Supernova, la recensione
Supernova di Harry Macqueen è un compromesso non soddisfacente tra una volontà anti-melodrammatica e il desiderio di emozionare. Due opposti qui praticamente inconciliabili
Chissà se c’è un motivo specifico o se è solo un caso il fatto che, negli ultimi tempi, il cinema mainstream sta sentendo il bisogno di affrontare il tema della perdita di memoria. Film recenti quali The Father di Florian Zeller, Falling di Viggo Mortensen e, per l’appunto, Supernova di Harry Macqueen parlano infatti di uomini affetti da demenza/Alzheimer e anche - anzi, soprattutto - della difficoltà delle persone che gli stanno intorno a prendere le misure con la malattia, con una realtà cognitiva ed affettiva totalmente alterata.
Di questa relazione sappiamo pochissimo: è come se Macqueen volesse trattenere il più possibile ogni tipo di informazione sul passato dei due per concentrarsi sulla situazione in sé, per trasmettere il modo in cui ci si può sentire nell’affrontarla. In questo tipo di racconto visivo e di narrazione minimalista Harry Macqueen è sempre misurato, accorto.

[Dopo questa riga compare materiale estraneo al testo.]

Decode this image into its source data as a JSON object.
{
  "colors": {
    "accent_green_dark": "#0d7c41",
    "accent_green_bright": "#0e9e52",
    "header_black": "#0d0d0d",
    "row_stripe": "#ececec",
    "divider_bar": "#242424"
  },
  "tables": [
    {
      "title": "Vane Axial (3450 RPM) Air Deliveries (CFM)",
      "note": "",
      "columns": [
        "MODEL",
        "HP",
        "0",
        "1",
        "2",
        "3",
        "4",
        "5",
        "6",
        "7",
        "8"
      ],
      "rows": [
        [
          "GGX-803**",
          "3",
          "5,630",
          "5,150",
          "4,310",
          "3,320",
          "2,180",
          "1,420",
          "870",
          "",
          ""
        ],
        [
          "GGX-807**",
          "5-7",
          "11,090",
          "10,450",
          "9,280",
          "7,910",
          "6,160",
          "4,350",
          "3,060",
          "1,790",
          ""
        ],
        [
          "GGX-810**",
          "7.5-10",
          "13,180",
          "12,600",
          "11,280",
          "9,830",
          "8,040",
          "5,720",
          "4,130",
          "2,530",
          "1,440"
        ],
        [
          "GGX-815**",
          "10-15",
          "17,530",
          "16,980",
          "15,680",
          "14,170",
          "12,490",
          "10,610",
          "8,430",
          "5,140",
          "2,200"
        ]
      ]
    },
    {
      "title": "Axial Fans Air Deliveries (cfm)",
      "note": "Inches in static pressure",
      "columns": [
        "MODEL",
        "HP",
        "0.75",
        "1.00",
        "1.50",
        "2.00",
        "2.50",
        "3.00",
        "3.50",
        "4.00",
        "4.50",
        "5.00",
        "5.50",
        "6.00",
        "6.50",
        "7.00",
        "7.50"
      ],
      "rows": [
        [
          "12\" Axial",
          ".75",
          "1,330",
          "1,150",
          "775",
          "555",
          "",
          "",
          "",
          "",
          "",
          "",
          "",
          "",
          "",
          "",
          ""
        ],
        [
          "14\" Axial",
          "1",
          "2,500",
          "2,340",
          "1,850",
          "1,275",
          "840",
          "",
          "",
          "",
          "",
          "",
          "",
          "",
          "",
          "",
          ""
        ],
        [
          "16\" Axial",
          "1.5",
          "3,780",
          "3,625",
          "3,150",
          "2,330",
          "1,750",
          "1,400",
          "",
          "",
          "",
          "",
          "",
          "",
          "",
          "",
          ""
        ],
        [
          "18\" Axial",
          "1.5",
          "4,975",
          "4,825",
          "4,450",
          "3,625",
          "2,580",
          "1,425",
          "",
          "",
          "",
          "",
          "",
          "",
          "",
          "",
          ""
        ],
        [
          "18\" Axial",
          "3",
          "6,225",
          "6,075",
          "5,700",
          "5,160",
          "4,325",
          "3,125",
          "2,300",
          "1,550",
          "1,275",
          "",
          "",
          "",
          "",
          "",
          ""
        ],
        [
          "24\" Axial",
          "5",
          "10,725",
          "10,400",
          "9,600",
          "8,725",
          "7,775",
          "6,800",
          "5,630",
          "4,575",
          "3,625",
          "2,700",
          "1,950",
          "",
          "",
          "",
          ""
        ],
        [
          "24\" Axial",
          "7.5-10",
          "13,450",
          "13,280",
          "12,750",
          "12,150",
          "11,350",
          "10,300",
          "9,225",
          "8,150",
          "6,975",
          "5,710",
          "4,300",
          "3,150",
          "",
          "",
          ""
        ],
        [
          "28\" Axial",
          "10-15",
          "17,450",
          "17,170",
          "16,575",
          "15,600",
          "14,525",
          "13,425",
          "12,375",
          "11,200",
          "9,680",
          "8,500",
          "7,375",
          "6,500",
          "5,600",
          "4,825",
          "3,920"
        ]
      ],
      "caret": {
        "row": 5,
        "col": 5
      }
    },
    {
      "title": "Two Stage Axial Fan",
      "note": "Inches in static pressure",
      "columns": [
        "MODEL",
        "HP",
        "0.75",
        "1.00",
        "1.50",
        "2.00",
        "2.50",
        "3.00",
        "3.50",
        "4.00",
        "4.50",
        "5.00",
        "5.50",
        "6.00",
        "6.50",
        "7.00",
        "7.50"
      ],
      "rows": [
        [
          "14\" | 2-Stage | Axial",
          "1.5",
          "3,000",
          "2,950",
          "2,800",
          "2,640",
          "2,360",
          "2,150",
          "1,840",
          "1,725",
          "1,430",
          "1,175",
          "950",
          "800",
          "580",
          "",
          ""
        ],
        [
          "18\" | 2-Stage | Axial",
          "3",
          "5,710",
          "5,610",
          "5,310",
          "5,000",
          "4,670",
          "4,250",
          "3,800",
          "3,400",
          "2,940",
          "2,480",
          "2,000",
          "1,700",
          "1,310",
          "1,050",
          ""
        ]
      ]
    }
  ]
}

La dinamica è chiara nella sua gravità, è raccontata in modo onesto, senza alcuna volontà di crogiolarsi in modo spettacolare nel dolore. Bastano infatti due corpi separati nel piccolo spazio di un camper ma che sembrano distanti anni luce, o il buio avvolgente di una notte di soli sospiri per capire un intero universo di disperazione. L’ostinazione di Sam nel salvare Tucker quando nemmeno questo vuole farlo è palesemente uno strazio per il personaggio. Lo si capisce da come lo guarda, da come si ostina a rendere tutto perfetto.
In questo senso sembra pericolosamente un compromesso la tipologia di recitazione sui cui si assestano Firth e Tucci, dovendo questi assumere su di sé il peso di bilanciare queste due spinte opposte (la negazione del melodramma e il coinvolgimento emotivo). È infatti sempre palese ma mai pienamente convinto il modo in cui, entrambi, si sforzano di tirare fuori durante i dialoghi un sottotesto profondo che le parole scritte da Macqueen invece non hanno affatto. L’intensità delle scene è alta, ma il mero contenuto non è alla pari della performance.
L’effetto di questo compromesso è allora una straniante via di mezzo, che né la creazione di un’atmosfera precisamente malinconica - di paesaggi bucolici bagnati dalla pioggia - né l’eleganza della messa in scena riescono a risolvere una volta per tutte. Forse a mancare qui a Macqueen è proprio la capacità di raccontare altro che non sia la mera situazione in sé.